Cuando llegó nos dimos un abrazo fuerte y nos dijimos un
sincrónico “cuánto tiempo sin verte”. Después dimos vueltas en su carro: salimos
a comer y vimos la ciudad. Al día siguiente, durante el almuerzo, nos contamos
todo.
“Me estoy divorciando”, dijo mientras sus ojos se posaban en
alguna parte de la mesa. Ella había estado casada durante siete años desde los
dieciocho. Había tenido dos hijos y había pensado que “eso” era para siempre. “Como
en las películas”, pensé, mientras ella me contaba cómo había descubierto que
él andaba con otra. Antes de que él fuera infiel, ella ya quería dejarlo. Por
sus palabras, me di cuenta de que ella sabía que el amor había muerto, que no
era más que el sentimiento de costumbre y la necesidad de tener a alguien con
sus hijos lo que la hacía sentirse atada a él.
“¿Qué es el amor?”, me pregunté con varios bocados. Yo le
conté de mis rupturas, y de mi ruptura más reciente, que también había sido por
infidelidad. “El amor no existe”, pensé, mientras ella o yo hablábamos de
desamores; pero no pude decir eso. “El amor sí existe”, volví a pensar, al
momento que me sentía atraído por ella.
Ella pensaba en su ex, recordó cuando empezaron a salir y
destapó una cantidad de sentimientos que habían estado ocultos los últimos días
como apropósito. Yo quise abrazarla, pero lo que estaba sintiendo no me hubiera
permitido haberlo hecho de forma imparcial. Yo la hubiera querido abrazar sin
querer soltarla y con ganas de que fuera para siempre. Así que me quedé inmóvil
y le dije “eres una mujer fuerte”. Ella me devolvió una sonrisa y me invitó a caminar
a un bar para tomar unos tragos.
En una esquina, al lado de una parada de tranvía, una pareja
estaba discutiendo. Con mi francés de “Comment ça va ?” no pude entender nada de lo
que decían. Por los gestos, la mujer trataba de decir que ella tenía la razón y
el hombre que parecía arrepentido pedía perdón. Dos cuadras más adelante, nos
sentamos en un quiosco a tomar unos vodkas. Mi amiga y yo hablamos de Venezuela,
del pasado, de la vida: de lo difícil que es vivir y de lo fácil que es morir. “¿Qué
es la vida? ¿Qué es la muerte?”, me pregunté como si tuviera ocho años y hubiera
perdido a mi primer ser querido.
Ahí en el quiosco de alguna ciudad europea, nos imaginamos a
la pareja peleando otra vez. Ella le decía a él que no le perdonaba la infidelidad,
que por qué había hecho eso. Y él, que había actuado por instinto debido a la
baja de alguna hormona, no sabía qué responder. Sí, él estaba cómodo con su
estilo de vida, amaba a su mujer, a sus hijos, a su trabajo, a su familia, pero
una pequeña variante en su sistema lo movió al engaño.

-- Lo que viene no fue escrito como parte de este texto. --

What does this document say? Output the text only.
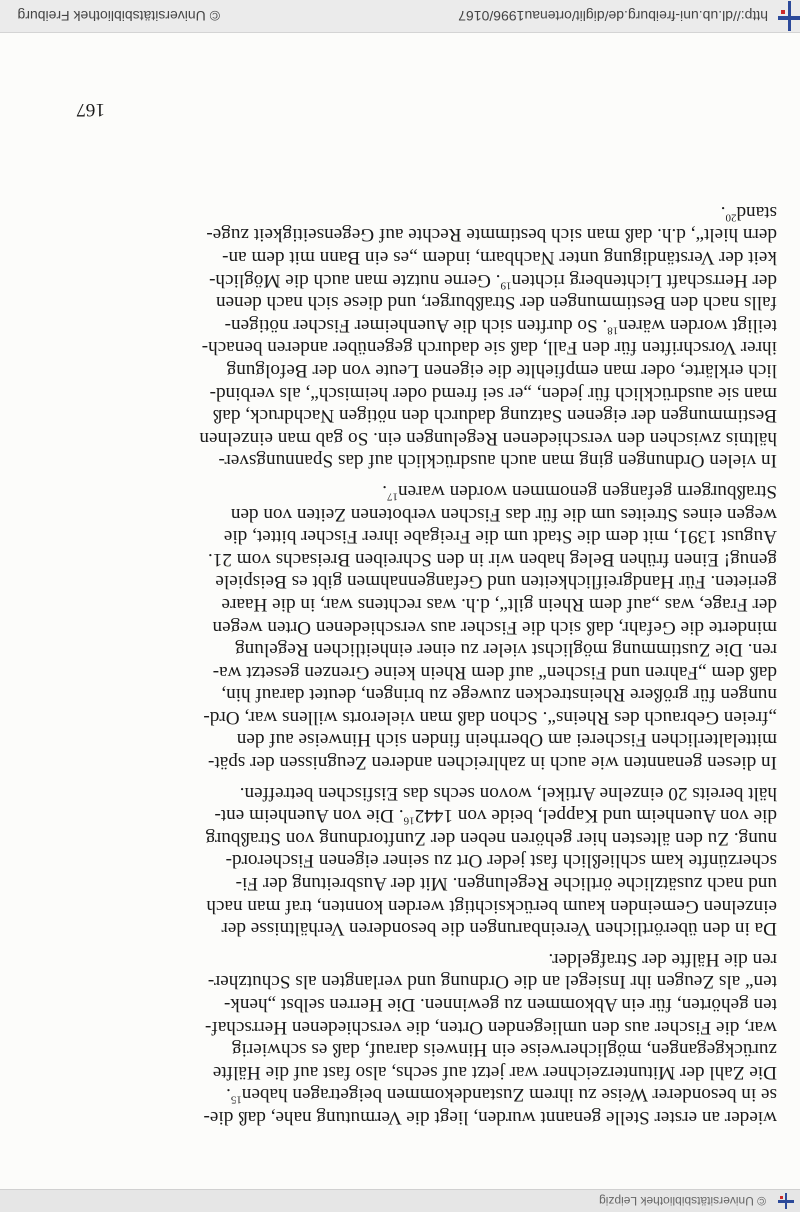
© Universitätsbibliothek Leipzig

wieder an erster Stelle genannt wurden, liegt die Vermutung nahe, daß die-
se in besonderer Weise zu ihrem Zustandekommen beigetragen haben$^{15}$.
Die Zahl der Mitunterzeichner war jetzt auf sechs, also fast auf die Hälfte
zurückgegangen, möglicherweise ein Hinweis darauf, daß es schwierig
war, die Fischer aus den umliegenden Orten, die verschiedenen Herrschaf-
ten gehörten, für ein Abkommen zu gewinnen. Die Herren selbst „henk-
ten“ als Zeugen ihr Insiegel an die Ordnung und verlangten als Schutzher-
ren die Hälfte der Strafgelder.

Da in den überörtlichen Vereinbarungen die besonderen Verhältnisse der
einzelnen Gemeinden kaum berücksichtigt werden konnten, traf man nach
und nach zusätzliche örtliche Regelungen. Mit der Ausbreitung der Fi-
scherzünfte kam schließlich fast jeder Ort zu seiner eigenen Fischerord-
nung. Zu den ältesten hier gehören neben der Zunftordnung von Straßburg
die von Auenheim und Kappel, beide von 1442$^{16}$. Die von Auenheim ent-
hält bereits 20 einzelne Artikel, wovon sechs das Eisfischen betreffen.

In diesen genannten wie auch in zahlreichen anderen Zeugnissen der spät-
mittelalterlichen Fischerei am Oberrhein finden sich Hinweise auf den
„freien Gebrauch des Rheins“. Schon daß man vielerorts willens war, Ord-
nungen für größere Rheinstrecken zuwege zu bringen, deutet darauf hin,
daß dem „Fahren und Fischen“ auf dem Rhein keine Grenzen gesetzt wa-
ren. Die Zustimmung möglichst vieler zu einer einheitlichen Regelung
minderte die Gefahr, daß sich die Fischer aus verschiedenen Orten wegen
der Frage, was „auf dem Rhein gilt“, d.h. was rechtens war, in die Haare
gerieten. Für Handgreiflichkeiten und Gefangennahmen gibt es Beispiele
genug! Einen frühen Beleg haben wir in den Schreiben Breisachs vom 21.
August 1391, mit dem die Stadt um die Freigabe ihrer Fischer bittet, die
wegen eines Streites um die für das Fischen verbotenen Zeiten von den
Straßburgern gefangen genommen worden waren$^{17}$.

In vielen Ordnungen ging man auch ausdrücklich auf das Spannungsver-
hältnis zwischen den verschiedenen Regelungen ein. So gab man einzelnen
Bestimmungen der eigenen Satzung dadurch den nötigen Nachdruck, daß
man sie ausdrücklich für jeden, „er sei fremd oder heimisch“, als verbind-
lich erklärte, oder man empfiehlte die eigenen Leute von der Befolgung
ihrer Vorschriften für den Fall, daß sie dadurch gegenüber anderen benach-
teiligt worden wären$^{18}$. So durften sich die Auenheimer Fischer nötigen-
falls nach den Bestimmungen der Straßburger, und diese sich nach denen
der Herrschaft Lichtenberg richten$^{19}$. Gerne nutzte man auch die Möglich-
keit der Verständigung unter Nachbarn, indem „es ein Bann mit dem an-
dern hielt“, d.h. daß man sich bestimmte Rechte auf Gegenseitigkeit zuge-
stand$^{20}$.

167
http://dl.ub.uni-freiburg.de/diglit/ortenau1996/0167
© Universitätsbibliothek Freiburg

“¿Qué es el engaño?”, dije con dos vasos de vodka en la
mente. “¿El engaño es seguir los instintos?”. El hombre que había engañado a su
mujer, lo había hecho porque había tenido la oportunidad. En su vida no había
hecho algo fuera de las convenciones sociales. El pobre había aprendido a leer
a los cinco; las normas de etiqueta, a los siete; el mejor de la clase, a los quince;
premio al mérito estudiantil, a los veintidós; empleado del año, a los treinta.

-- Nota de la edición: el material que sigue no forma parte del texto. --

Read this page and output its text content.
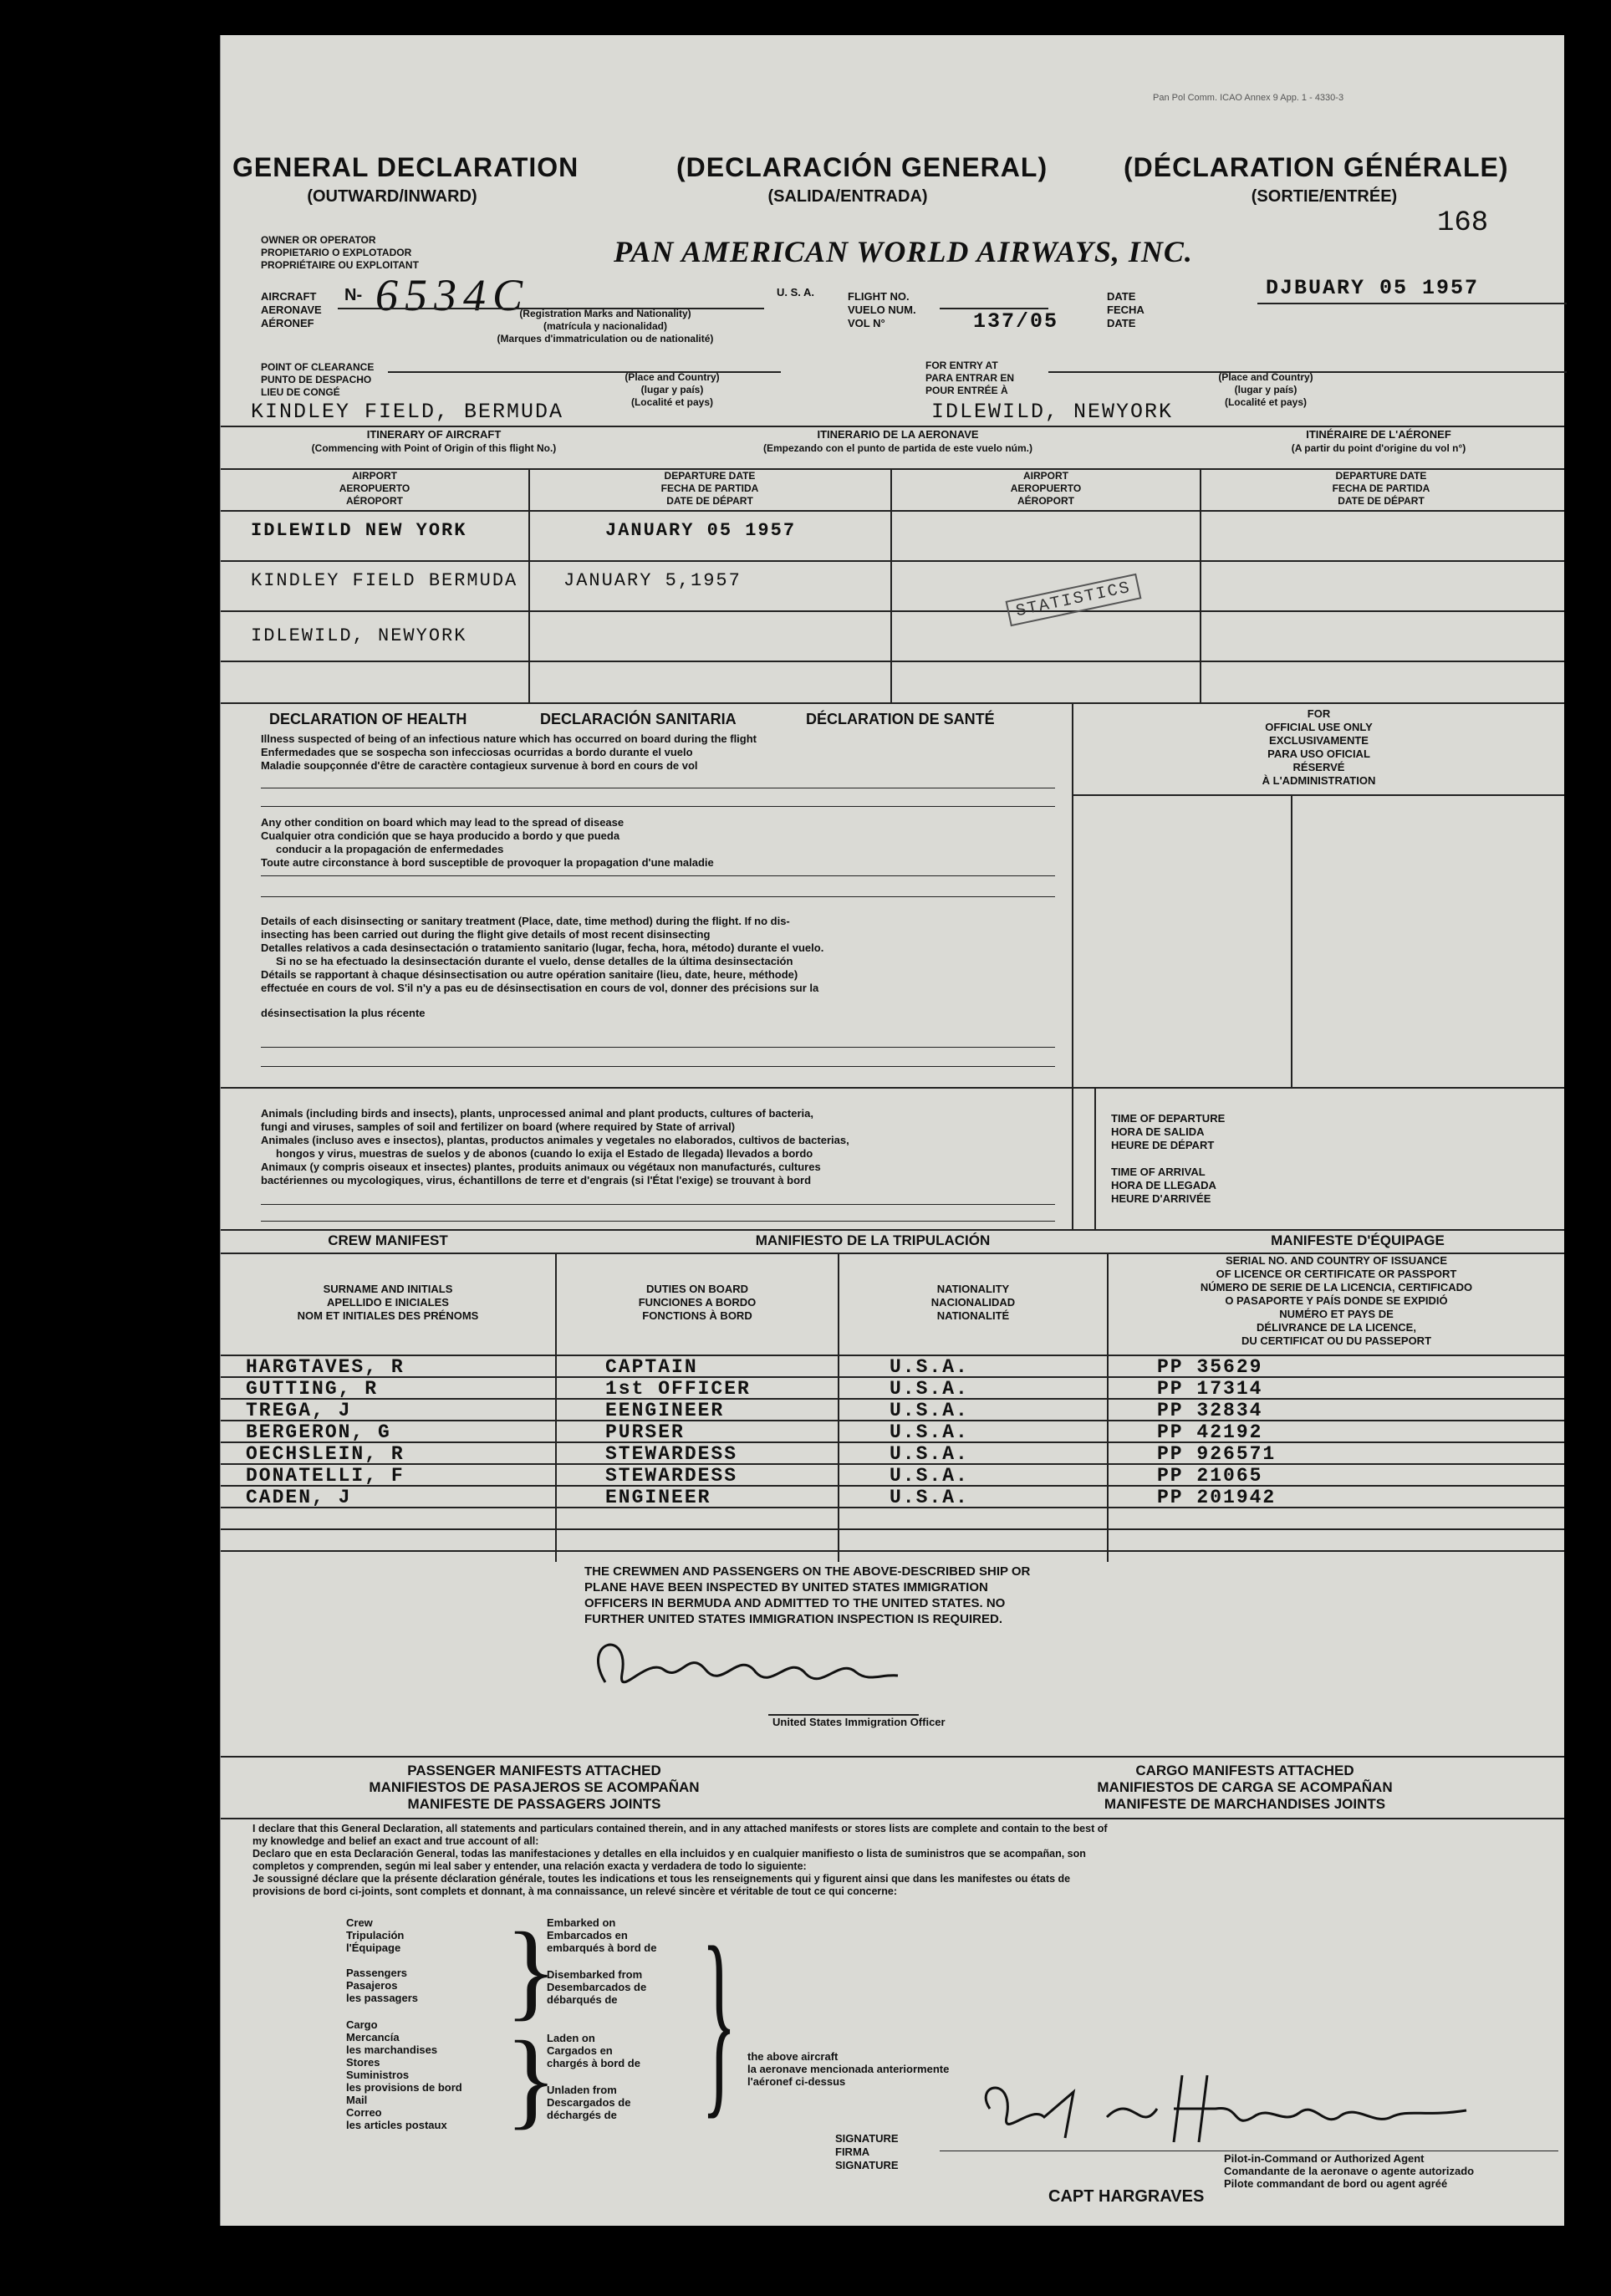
Pan Pol Comm. ICAO Annex 9 App. 1 - 4330-3
168
GENERAL DECLARATION
(OUTWARD/INWARD)
(DECLARACIÓN GENERAL)
(SALIDA/ENTRADA)
(DÉCLARATION GÉNÉRALE)
(SORTIE/ENTRÉE)
OWNER OR OPERATOR
PROPIETARIO O EXPLOTADOR
PROPRIÉTAIRE OU EXPLOITANT	PAN AMERICAN WORLD AIRWAYS, INC.
AIRCRAFT
AERONAVE
AÉRONEF
N- 6534C
(Registration Marks and Nationality)
(matrícula y nacionalidad)
(Marques d'immatriculation ou de nationalité)
U. S. A.	FLIGHT NO.
VUELO NUM.
VOL N°	137/05
DJBUARY 05 1957
DATE
FECHA
DATE
POINT OF CLEARANCE
PUNTO DE DESPACHO
LIEU DE CONGÉ
KINDLEY FIELD, BERMUDA
(Place and Country)
(lugar y país)
(Localité et pays)
FOR ENTRY AT
PARA ENTRAR EN
POUR ENTRÉE À
IDLEWILD, NEWYORK
(Place and Country)
(lugar y país)
(Localité et pays)
ITINERARY OF AIRCRAFT
(Commencing with Point of Origin of this flight No.)
ITINERARIO DE LA AERONAVE
(Empezando con el punto de partida de este vuelo núm.)
ITINÉRAIRE DE L'AÉRONEF
(A partir du point d'origine du vol n°)
AIRPORT
AEROPUERTO
AÉROPORT
DEPARTURE DATE
FECHA DE PARTIDA
DATE DE DÉPART
AIRPORT
AEROPUERTO
AÉROPORT
DEPARTURE DATE
FECHA DE PARTIDA
DATE DE DÉPART
IDLEWILD NEW YORK	JANUARY 05 1957
KINDLEY FIELD BERMUDA JANUARY 5,1957
IDLEWILD, NEWYORK
STATISTICS
DECLARATION OF HEALTH	DECLARACIÓN SANITARIA	DÉCLARATION DE SANTÉ
Illness suspected of being of an infectious nature which has occurred on board during the flight
Enfermedades que se sospecha son infecciosas ocurridas a bordo durante el vuelo
Maladie soupçonnée d'être de caractère contagieux survenue à bord en cours de vol
Any other condition on board which may lead to the spread of disease
Cualquier otra condición que se haya producido a bordo y que pueda
conducir a la propagación de enfermedades
Toute autre circonstance à bord susceptible de provoquer la propagation d'une maladie
Details of each disinsecting or sanitary treatment (Place, date, time method) during the flight. If no dis-
insecting has been carried out during the flight give details of most recent disinsecting
Detalles relativos a cada desinsectación o tratamiento sanitario (lugar, fecha, hora, método) durante el vuelo.
Si no se ha efectuado la desinsectación durante el vuelo, dense detalles de la última desinsectación
Détails se rapportant à chaque désinsectisation ou autre opération sanitaire (lieu, date, heure, méthode)
effectuée en cours de vol. S'il n'y a pas eu de désinsectisation en cours de vol, donner des précisions sur la
désinsectisation la plus récente
Animals (including birds and insects), plants, unprocessed animal and plant products, cultures of bacteria,
fungi and viruses, samples of soil and fertilizer on board (where required by State of arrival)
Animales (incluso aves e insectos), plantas, productos animales y vegetales no elaborados, cultivos de bacterias,
hongos y virus, muestras de suelos y de abonos (cuando lo exija el Estado de llegada) llevados a bordo
Animaux (y compris oiseaux et insectes) plantes, produits animaux ou végétaux non manufacturés, cultures
bactériennes ou mycologiques, virus, échantillons de terre et d'engrais (si l'État l'exige) se trouvant à bord
FOR
OFFICIAL USE ONLY
EXCLUSIVAMENTE
PARA USO OFICIAL
RÉSERVÉ
À L'ADMINISTRATION
TIME OF DEPARTURE
HORA DE SALIDA
HEURE DE DÉPART
TIME OF ARRIVAL
HORA DE LLEGADA
HEURE D'ARRIVÉE
CREW MANIFEST	MANIFIESTO DE LA TRIPULACIÓN	MANIFESTE D'ÉQUIPAGE
SURNAME AND INITIALS
APELLIDO E INICIALES
NOM ET INITIALES DES PRÉNOMS
DUTIES ON BOARD
FUNCIONES A BORDO
FONCTIONS À BORD
NATIONALITY
NACIONALIDAD
NATIONALITÉ
SERIAL NO. AND COUNTRY OF ISSUANCE
OF LICENCE OR CERTIFICATE OR PASSPORT
NÚMERO DE SERIE DE LA LICENCIA, CERTIFICADO
O PASAPORTE Y PAÍS DONDE SE EXPIDIÓ
NUMÉRO ET PAYS DE
DÉLIVRANCE DE LA LICENCE,
DU CERTIFICAT OU DU PASSEPORT
HARGTAVES, R	CAPTAIN	U.S.A.	PP 35629
GUTTING, R	1st OFFICER	U.S.A.	PP 17314
TREGA, J	EENGINEER	U.S.A.	PP 32834
BERGERON, G	PURSER	U.S.A.	PP 42192
OECHSLEIN, R	STEWARDESS	U.S.A.	PP 926571
DONATELLI, F	STEWARDESS	U.S.A.	PP 21065
CADEN, J	ENGINEER	U.S.A.	PP 201942
THE CREWMEN AND PASSENGERS ON THE ABOVE-DESCRIBED SHIP OR
PLANE HAVE BEEN INSPECTED BY UNITED STATES IMMIGRATION
OFFICERS IN BERMUDA AND ADMITTED TO THE UNITED STATES. NO
FURTHER UNITED STATES IMMIGRATION INSPECTION IS REQUIRED.
United States Immigration Officer
PASSENGER MANIFESTS ATTACHED
MANIFIESTOS DE PASAJEROS SE ACOMPAÑAN
MANIFESTE DE PASSAGERS JOINTS
CARGO MANIFESTS ATTACHED
MANIFIESTOS DE CARGA SE ACOMPAÑAN
MANIFESTE DE MARCHANDISES JOINTS
I declare that this General Declaration, all statements and particulars contained therein, and in any attached manifests or stores lists are complete and contain to the best of
my knowledge and belief an exact and true account of all:
Declaro que en esta Declaración General, todas las manifestaciones y detalles en ella incluidos y en cualquier manifiesto o lista de suministros que se acompañan, son
completos y comprenden, según mi leal saber y entender, una relación exacta y verdadera de todo lo siguiente:
Je soussigné déclare que la présente déclaration générale, toutes les indications et tous les renseignements qui y figurent ainsi que dans les manifestes ou états de
provisions de bord ci-joints, sont complets et donnant, à ma connaissance, un relevé sincère et véritable de tout ce qui concerne:
Crew
Tripulación
l'Équipage
Passengers
Pasajeros
les passagers
Cargo
Mercancía
les marchandises
Stores
Suministros
les provisions de bord
Mail
Correo
les articles postaux
}
}
Embarked on
Embarcados en
embarqués à bord de
Disembarked from
Desembarcados de
débarqués de
Laden on
Cargados en
chargés à bord de
Unladen from
Descargados de
déchargés de } the above aircraft
la aeronave mencionada anteriormente
l'aéronef ci-dessus
SIGNATURE
FIRMA
SIGNATURE
Pilot-in-Command or Authorized Agent
Comandante de la aeronave o agente autorizado
Pilote commandant de bord ou agent agréé
CAPT HARGRAVES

Un día su jefe lo regañó por cualquier cosa y él como siempre lo hubiera
recibido como una crítica constructiva, si no hubiera sido porque había peleado
con su esposa el día anterior por cualquier cosa, porque su equipo de balonmano
había perdido por quinta vez consecutiva y porque además le habían puesto una exótica
joven secretaria de algún país de Europa del Este. Así, el hombre realizó su
primer acto de trasgresión que lo condenó a un divorcio, a ver a sus hijos una
vez cada quince días, y a beber de despecho en unos bares donde no ponen
boleros.
—¿Que lo condenó? —dijo mi amiga— Si ahora podrá hacer lo
que quiere.
—Yo también creo lo mismo —le dije—.
2 comentarios:
Moi, qué falta que me hacían estas cosas que haces en los cuentos.
El final me dejó tal cual donde querías. Y debo decir que me tatué:
"(hablamos) de lo difícil que es vivir y de lo fácil que es morir. “¿Qué es la vida? ¿Qué es la muerte”, me pregunté como si tuviera ocho años y hubiera perdido a mi primer ser querido".
La verdad es que uno en aaaaaaños avanza poco sobre estas preguntas, qué desesperanza!
El tema romántico persiste, me llama la atención.
He notado a tu prosa madurar, chamo. Es más desenvuelta y concreta, me pareció que la historia tenía claro a dónde iba. Muy bien, es refrescante leerte otra vez.